Using an electrospray ionization mass spectrometer, oligonucleotides generally are observed as a mixture of negatively charged ions that do not readily translate to a specific parent mass of the oligonucleotide. This data is further complicated when multiple components co-migrate by LC.
To identify all of the components in an oligonucleotide mixture, deconvolution software is needed to translate signal contributions from all the different ions to the parent mass of the expected oligonucleotide as well as any major contaminants. The raw spectra from Figure 2B were input into the Novatia ProMass deconvolution software to generate the reconstructed mass spectra shown in Figure 2C.
Note that processed ions generate a mass spectrum that corresponds to the expected mass of the full-length 19 mer oligonucleotide. Also note minor components that correspond to low-level sodium adducts of the full-length oligonucleotide as well as a low-level peak corresponding to the expected mass of a depurinated oligonucleotide. While that depurinated oligo peak might possibly be due to an MS artifact, this data demonstrates the necessity of having deconvolution software for analyzing oligonucleotide samples to quantitate the oligonucleotide as well as any low-level metabolites.

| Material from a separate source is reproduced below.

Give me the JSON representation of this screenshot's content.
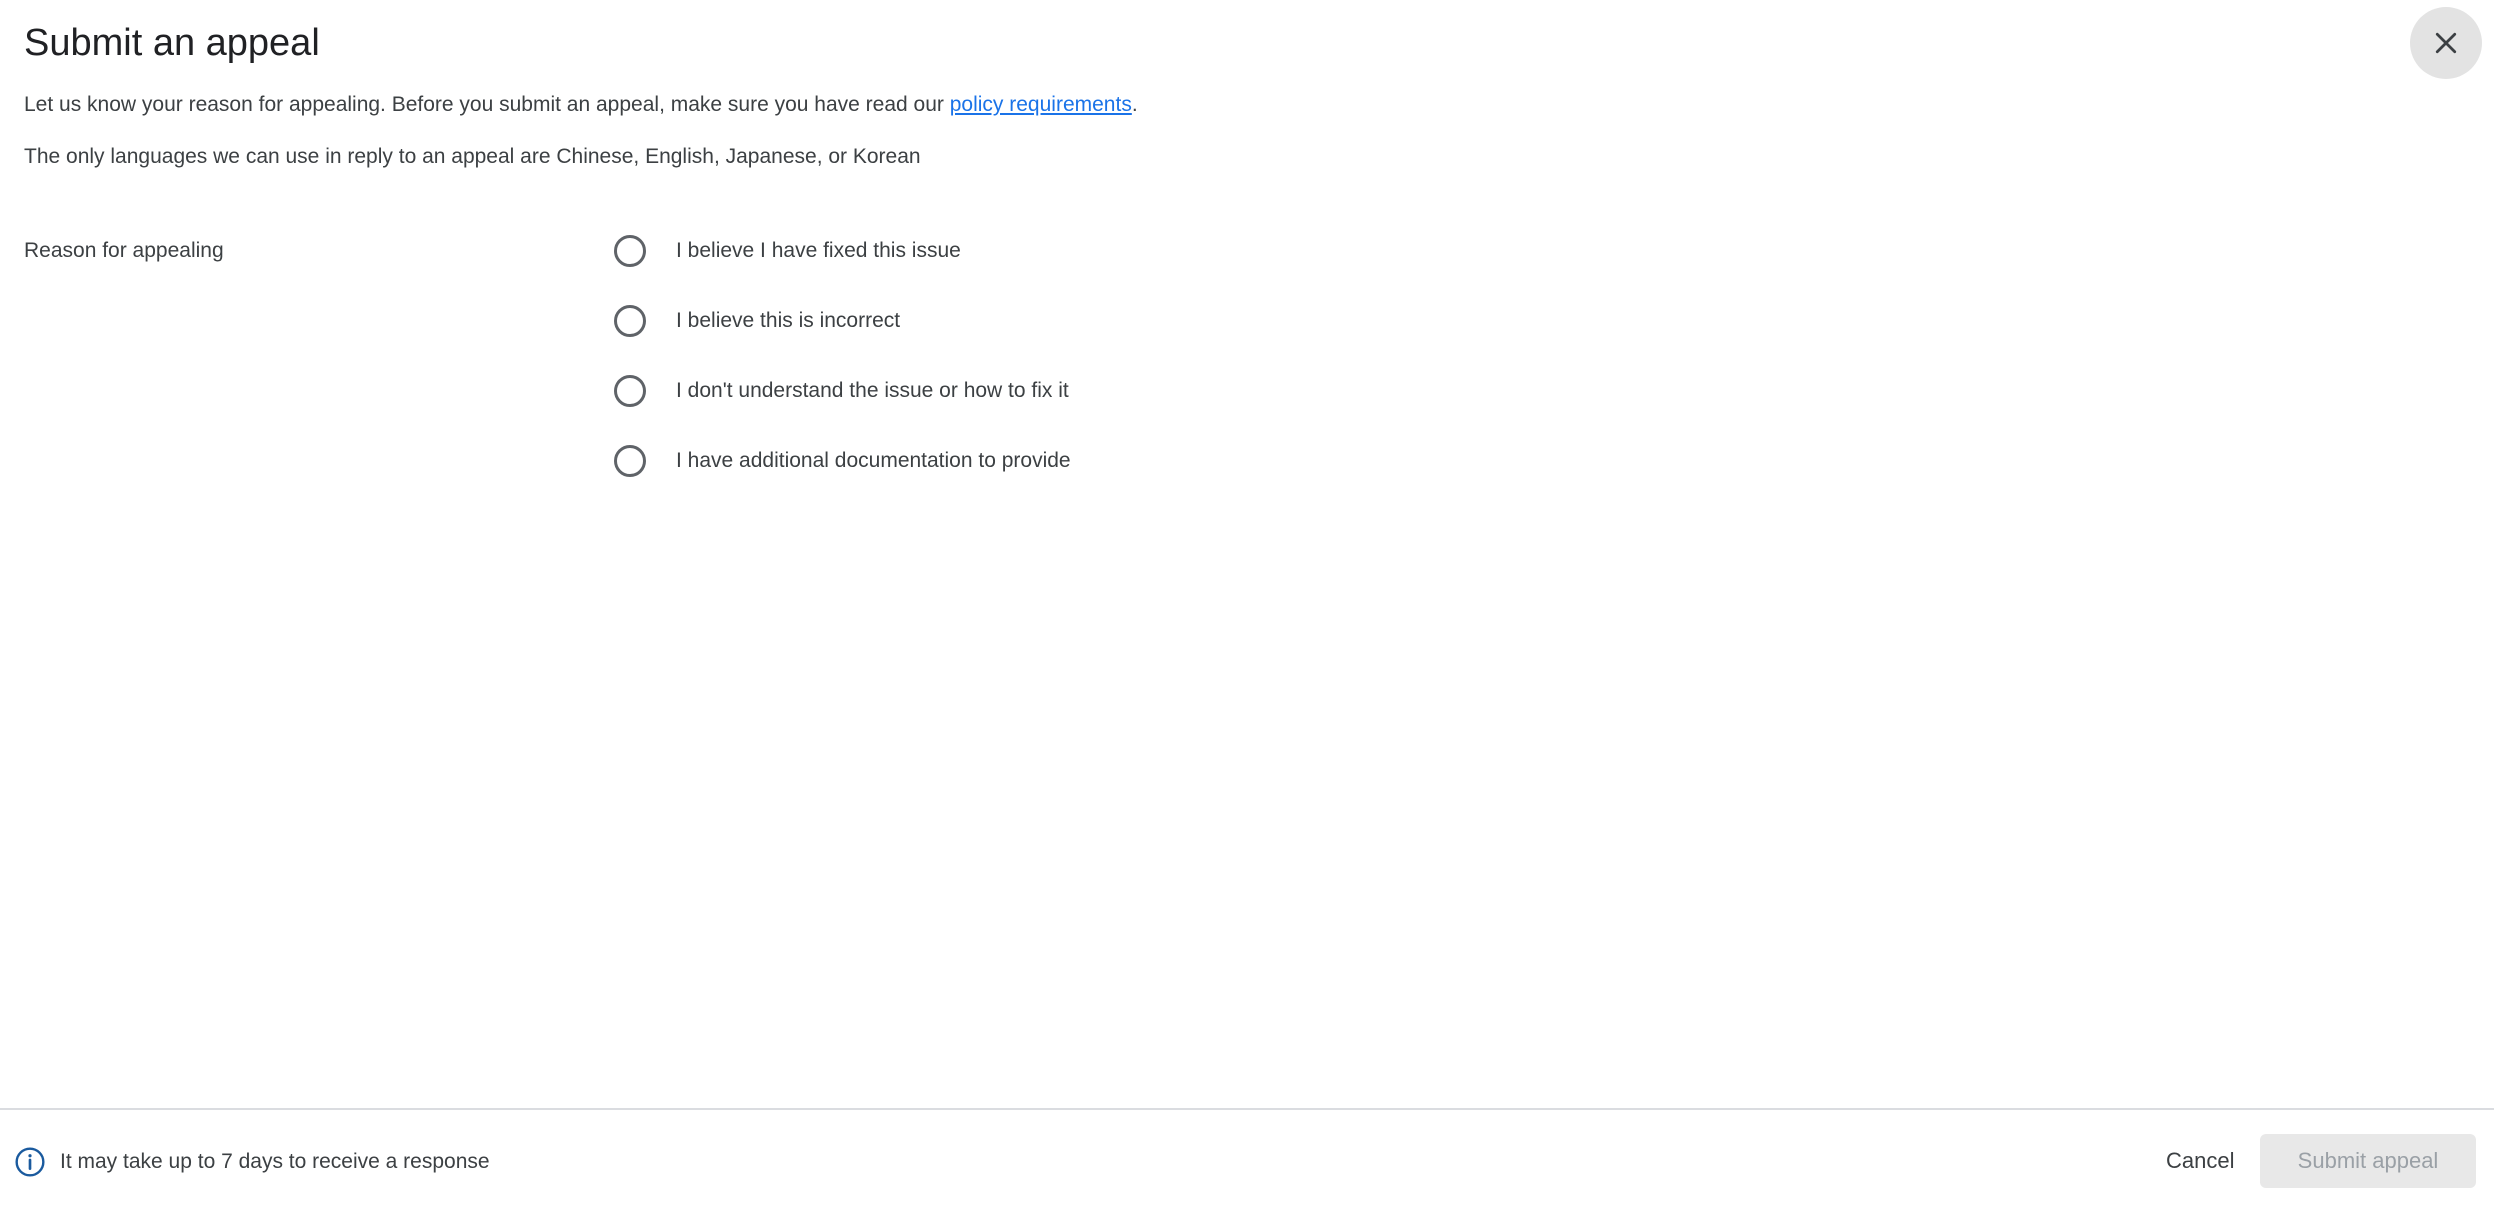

In the drug-development pipeline for oligonucleotide therapeutics, the most recent challenge has been developing robust, high-throughput methods for preparing and analyzing ADME/pharmacokinetic samples. The results shown here demonstrate the suitability of moving to SPE-only protocols using Clarity OTX cartridges as a way of bypassing the manually intensive LLE steps and automating the sample-preparation process.
Multiplexing the process in a 96-well plate format offers the prospect of further increasing throughput. Equally important in obtaining useful LC/MS data for oligonucleotides is using proper chromatography conditions on a high-resolution HPLC column coupled to a sensitive MS system. Finally, having proper bioinformatics to reconstruct MS spectra is crucial to quantitating oligonucleotides and their metabolites from biological samples.